This also feels like a different inflation shock that shouldn’t merit an overreaction by the already restrictive Fed. AI is driving some prices higher for now, tariffs are doing likewise for some goods prices but this effect may be waning, and the energy shock is raising limited passthrough risk to date. Warsh will shift inflation metrics toward some central tendency measure like trimmed mean which is behaving much better than core pce, indicating that this is more about a relative inflation shock than a generalized outburst. Annual nonfarm benchmarking revisions in September—one week before the FOMC—and downside risk to payrolls over H2 could pivot the Fed narrative pretty significantly.

MODEST DATA DEVELOPMENTS

There were few fresh developments overnight and what’s on tap isn’t likely to be terribly impactful.

The US NFIB small business confidence readings for May were notable for hitting the highest share of businesses planning to raise prices over the next three months since November 2023 (chart 1).

Chart 1: NFIB Prices Index vs Headline CPI

Bank Indonesia surprised markets with another unplanned intermeeting rate hike of 25bps to 5.5%. The aim was to support the tumbling rupiah as southeast Asian currencies have been getting hammered for a while. It worked, somewhat, as the rupiah slightly appreciated overnight to lead Asian crosses against the dollar. Still, the policy rate has been raised by 75bps since May 20th (+50bps) including last night’s 25bps move, yet the rupiah has continued to depreciate by about 2% throughout the cumulative hikes. The history of wild-west surprises continues (chart 2) and the rupiah trend shows that further reforms are needed (chart 3).

Chart 2: BI's History of Surprises; Chart 3: Indonesian Rupiah

Germany’s economy posted solid export, import and industrial output readings in April. Exports climbed by 0.9% m/m against expectations for a drop, imports grew by 1.2% m/m (consensus -2%), and industrial output was up by 0.4% which matched consensus but there were solid upward revisions.

On tap into the N.A. session will be a handful of US and Canadian readings. The US trade deficit should narrow given we already know the goods component (8:30amET). Canada’s trade figures will help to inform Q2 growth tracking (8:30amET). The US ADP weekly gauge of payroll changes isn’t terribly helpful given revisions when the monthly measure arrives and because it tracks initial nonfarm private payrolls poorly (8:15amET). US existing home sales will probably be little changed during May (10amET).

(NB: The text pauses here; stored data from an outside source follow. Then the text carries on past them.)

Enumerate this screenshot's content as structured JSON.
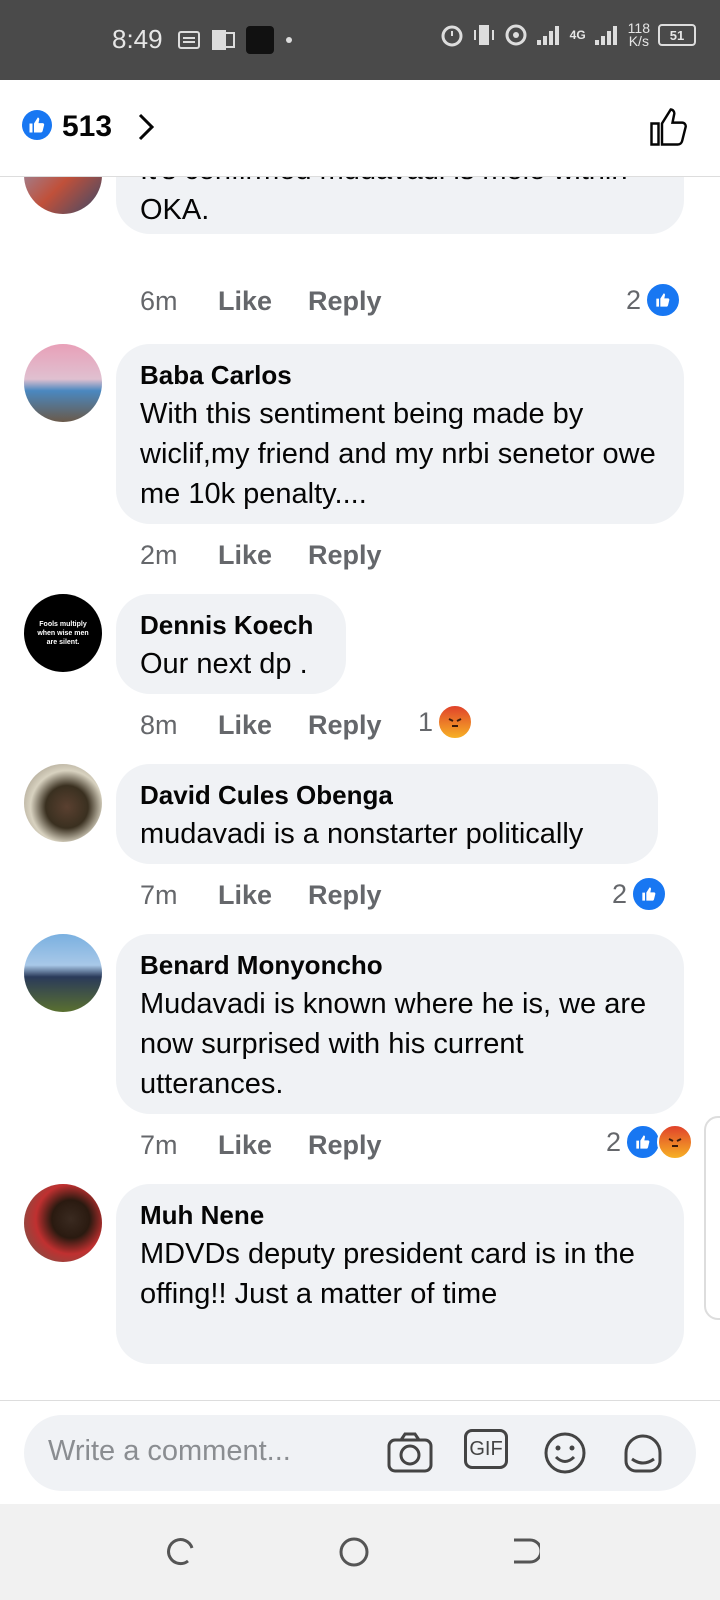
{
  "status_bar": {
    "time": "8:49",
    "network": "4G",
    "speed_value": "118",
    "speed_unit": "K/s",
    "battery": "51"
  },
  "header": {
    "like_count": "513"
  },
  "comments": [
    {
      "name": "",
      "text": "It's confirmed mudavadi is mole within OKA.",
      "time": "6m",
      "like_label": "Like",
      "reply_label": "Reply",
      "reaction_count": "2",
      "reactions": [
        "like"
      ]
    },
    {
      "name": "Baba Carlos",
      "text": "With this sentiment being made by wiclif,my friend and my nrbi senetor owe me 10k penalty....",
      "time": "2m",
      "like_label": "Like",
      "reply_label": "Reply",
      "reaction_count": "",
      "reactions": []
    },
    {
      "name": "Dennis Koech",
      "text": "Our next dp .",
      "time": "8m",
      "like_label": "Like",
      "reply_label": "Reply",
      "reaction_count": "1",
      "reactions": [
        "angry"
      ],
      "avatar_text": "Fools multiply when wise men are silent."
    },
    {
      "name": "David Cules Obenga",
      "text": "mudavadi is a nonstarter politically",
      "time": "7m",
      "like_label": "Like",
      "reply_label": "Reply",
      "reaction_count": "2",
      "reactions": [
        "like"
      ]
    },
    {
      "name": "Benard Monyoncho",
      "text": "Mudavadi is known where he is, we are now surprised with his current utterances.",
      "time": "7m",
      "like_label": "Like",
      "reply_label": "Reply",
      "reaction_count": "2",
      "reactions": [
        "like",
        "angry"
      ]
    },
    {
      "name": "Muh Nene",
      "text": "MDVDs deputy president card is in the offing!! Just a matter of time",
      "time": "",
      "like_label": "",
      "reply_label": "",
      "reaction_count": "",
      "reactions": []
    }
  ],
  "composer": {
    "placeholder": "Write a comment...",
    "gif_label": "GIF"
  },
  "colors": {
    "accent": "#1877f2",
    "bubble": "#f0f2f5",
    "secondary_text": "#65676b"
  }
}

CANADA’S SOCIAL MEDIA BAN IS POORLY TIMED

Should Canada ban social media for kids under 16? That’s the government’s plan with possible exemptions should social media firms prove they can keep kids safe while using their platforms. That exemption could be the way out if companies—including gaming platforms that are notorious for poor controls—continue to tighten their standards. The effort would resurrect Bill C-63 that went nowhere in the transition from former PM Trudeau to PM Carney.

I have my personal views on social media for kids and don’t support a blanket ban, but will stick to the main point on the economics in asking this question: Canada, do you want a trade deal with the US, or not?

This could add a potentially new trade irritant into the middle of CUSMA/USMCA trade negotiations. At a minimum, the timing is off, in a left-hand doesn’t know what the right-hand is doing kind of way which has been all too common as a practice. The US tech bros have close ties to the Trump administration including their explicit financial support. Just as they lobbied against the Online Streaming Act and the Digital Services Tax, they may make the social media ban an issue that holds up negotiations and do so out of their own self-interest. Regardless of what one thinks of the merits, your timing stinks, in other words. As in ‘why now???’ You knew that the Trump administration opposed Australia’s ban and you’ve heard the warnings to the Starmer regime in the UK (here) but went ahead anyway. The own goals by the feds and provincial governments risk scuttling the talks in the absence of a more disciplined approach focused upon the overall welfare of Canadians. I smell another policy error about to be humbled.